The Daily Telegraph

Dreaming of a white Easter? It’s not so unlikely

- By Joe Shute

I MUST confess to never having previously heard of a white Easter. But supposedly there is such a thing, and the bookies are taking bets.

For those hoping for sunshine, I’m afraid the odds are not good.

The Met Office says there is a high risk of cold northerly or easterly winds over Easter and into April. This means a “greater than normal chance of snow”.

I shall be in the eye of the storm. I am heading to Inverness to promote my new book (A Shadow Above: The Fall and Rise of the Raven, if you will pardon the plug) where the weather is forecast to be at its most severe.

Trilogies seem to be very much in fashion these days; they even turned Tolkien’s The Hobbit into one.

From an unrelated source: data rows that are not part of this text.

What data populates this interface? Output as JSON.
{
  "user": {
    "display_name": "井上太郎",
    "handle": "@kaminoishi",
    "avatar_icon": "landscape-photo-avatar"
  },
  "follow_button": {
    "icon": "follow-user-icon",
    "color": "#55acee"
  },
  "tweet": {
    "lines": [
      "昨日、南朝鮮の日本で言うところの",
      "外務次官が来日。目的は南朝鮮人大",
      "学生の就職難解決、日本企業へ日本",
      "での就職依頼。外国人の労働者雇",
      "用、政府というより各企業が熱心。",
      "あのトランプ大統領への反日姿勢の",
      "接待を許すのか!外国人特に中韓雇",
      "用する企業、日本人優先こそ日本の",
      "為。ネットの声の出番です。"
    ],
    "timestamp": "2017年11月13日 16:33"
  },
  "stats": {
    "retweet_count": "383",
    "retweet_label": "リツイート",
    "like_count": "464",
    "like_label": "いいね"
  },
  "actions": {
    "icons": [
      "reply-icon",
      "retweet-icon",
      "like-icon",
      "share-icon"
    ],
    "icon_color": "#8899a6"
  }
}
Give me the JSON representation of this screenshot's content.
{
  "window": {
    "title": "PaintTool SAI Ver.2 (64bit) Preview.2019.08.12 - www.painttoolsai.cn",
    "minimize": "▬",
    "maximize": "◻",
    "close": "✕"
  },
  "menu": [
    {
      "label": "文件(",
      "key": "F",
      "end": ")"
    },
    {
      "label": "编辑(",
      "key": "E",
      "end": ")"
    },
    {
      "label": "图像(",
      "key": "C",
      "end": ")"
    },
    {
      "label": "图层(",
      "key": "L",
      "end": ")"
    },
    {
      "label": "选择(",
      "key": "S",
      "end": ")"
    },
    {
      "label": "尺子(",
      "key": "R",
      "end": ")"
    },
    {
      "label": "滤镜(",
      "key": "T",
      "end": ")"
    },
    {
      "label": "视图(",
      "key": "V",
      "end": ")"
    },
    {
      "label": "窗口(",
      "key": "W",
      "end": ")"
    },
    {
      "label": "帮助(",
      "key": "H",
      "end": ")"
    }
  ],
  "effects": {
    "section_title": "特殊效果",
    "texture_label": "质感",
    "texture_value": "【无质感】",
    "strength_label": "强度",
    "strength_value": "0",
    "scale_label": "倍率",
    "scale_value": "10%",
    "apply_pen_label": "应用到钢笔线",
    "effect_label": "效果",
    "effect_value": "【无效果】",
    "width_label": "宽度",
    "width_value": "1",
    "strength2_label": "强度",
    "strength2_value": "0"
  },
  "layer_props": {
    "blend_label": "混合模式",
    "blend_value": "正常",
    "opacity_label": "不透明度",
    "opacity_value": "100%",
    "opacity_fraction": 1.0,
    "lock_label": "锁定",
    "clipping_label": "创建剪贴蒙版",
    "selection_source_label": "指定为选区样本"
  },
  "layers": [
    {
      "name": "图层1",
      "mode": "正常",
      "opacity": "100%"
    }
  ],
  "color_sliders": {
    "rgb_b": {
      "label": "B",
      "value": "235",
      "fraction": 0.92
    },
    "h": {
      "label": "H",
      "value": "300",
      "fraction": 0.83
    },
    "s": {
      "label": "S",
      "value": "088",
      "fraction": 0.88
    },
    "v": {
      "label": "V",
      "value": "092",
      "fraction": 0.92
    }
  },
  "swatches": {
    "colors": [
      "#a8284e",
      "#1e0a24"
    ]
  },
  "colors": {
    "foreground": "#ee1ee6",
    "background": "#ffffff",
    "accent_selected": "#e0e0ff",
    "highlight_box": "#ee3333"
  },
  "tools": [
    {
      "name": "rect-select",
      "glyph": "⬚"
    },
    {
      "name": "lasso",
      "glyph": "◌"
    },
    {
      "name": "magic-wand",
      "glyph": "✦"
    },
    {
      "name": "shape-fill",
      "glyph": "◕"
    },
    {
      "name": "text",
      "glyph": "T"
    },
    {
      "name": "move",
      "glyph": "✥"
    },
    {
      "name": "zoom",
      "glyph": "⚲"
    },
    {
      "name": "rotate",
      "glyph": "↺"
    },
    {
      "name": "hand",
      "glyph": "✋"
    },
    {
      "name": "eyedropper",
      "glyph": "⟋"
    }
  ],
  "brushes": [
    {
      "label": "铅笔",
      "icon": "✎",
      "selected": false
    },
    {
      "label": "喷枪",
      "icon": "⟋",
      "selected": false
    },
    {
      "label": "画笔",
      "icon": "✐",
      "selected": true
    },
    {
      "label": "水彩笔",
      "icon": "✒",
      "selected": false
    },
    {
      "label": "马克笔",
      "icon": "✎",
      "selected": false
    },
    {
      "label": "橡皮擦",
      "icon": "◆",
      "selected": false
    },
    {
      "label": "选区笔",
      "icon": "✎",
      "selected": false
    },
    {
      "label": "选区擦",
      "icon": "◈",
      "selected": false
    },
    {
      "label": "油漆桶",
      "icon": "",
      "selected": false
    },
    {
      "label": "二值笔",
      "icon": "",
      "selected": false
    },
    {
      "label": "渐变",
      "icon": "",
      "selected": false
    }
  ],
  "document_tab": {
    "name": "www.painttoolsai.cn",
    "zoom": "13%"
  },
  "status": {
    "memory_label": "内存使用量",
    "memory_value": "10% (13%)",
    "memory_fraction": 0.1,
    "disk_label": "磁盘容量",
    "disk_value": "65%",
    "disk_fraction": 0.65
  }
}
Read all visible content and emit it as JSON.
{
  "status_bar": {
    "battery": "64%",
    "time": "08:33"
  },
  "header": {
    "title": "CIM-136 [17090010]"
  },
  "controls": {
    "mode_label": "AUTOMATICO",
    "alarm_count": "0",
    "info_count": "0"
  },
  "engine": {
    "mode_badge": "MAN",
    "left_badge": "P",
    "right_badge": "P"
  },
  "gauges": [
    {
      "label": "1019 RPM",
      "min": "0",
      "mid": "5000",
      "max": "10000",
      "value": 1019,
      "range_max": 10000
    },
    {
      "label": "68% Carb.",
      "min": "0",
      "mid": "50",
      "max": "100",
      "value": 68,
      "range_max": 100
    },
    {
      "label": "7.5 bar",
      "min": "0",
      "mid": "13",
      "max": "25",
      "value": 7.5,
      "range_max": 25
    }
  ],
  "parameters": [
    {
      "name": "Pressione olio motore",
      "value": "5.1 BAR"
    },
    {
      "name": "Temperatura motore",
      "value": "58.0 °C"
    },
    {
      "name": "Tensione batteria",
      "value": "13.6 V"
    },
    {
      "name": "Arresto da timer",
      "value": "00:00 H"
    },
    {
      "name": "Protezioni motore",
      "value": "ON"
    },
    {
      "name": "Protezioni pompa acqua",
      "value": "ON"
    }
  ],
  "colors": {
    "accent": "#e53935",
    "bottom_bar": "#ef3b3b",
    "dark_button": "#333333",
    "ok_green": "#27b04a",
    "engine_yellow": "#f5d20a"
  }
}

And this latest cold blast is the third instalment of the sudden stratosphe­ric warming over the Arctic last month which has dragged in bitter easterly winds across Europe.

Fear not, though, even as far north as Inverness the forthcomin­g cold snap will not be as severe as the weather we experience­d earlier this month.

A skim through the records reveals Britain is more likely to have snow in March than at Christmas.

Between 1981 and 2010 there was an average of 3.9 days with sleet or snow in December, compared with 4.2 days in March.

The big freeze of March 2013 was the coldest since 1962. Things turned so chilly, in fact, that it was colder than any of the winter months that year, something which had not occurred since 1937.

As late as April 25, 1981, meanwhile, 29cm of snow fell in my home city of Sheffield.

Like many of you, no doubt, this cold winter has left me longing for spring. And yet I must confess to still harbouring a giddy excitement at the prospect of more snow to come.

Perhaps they call this dreaming of a white Easter?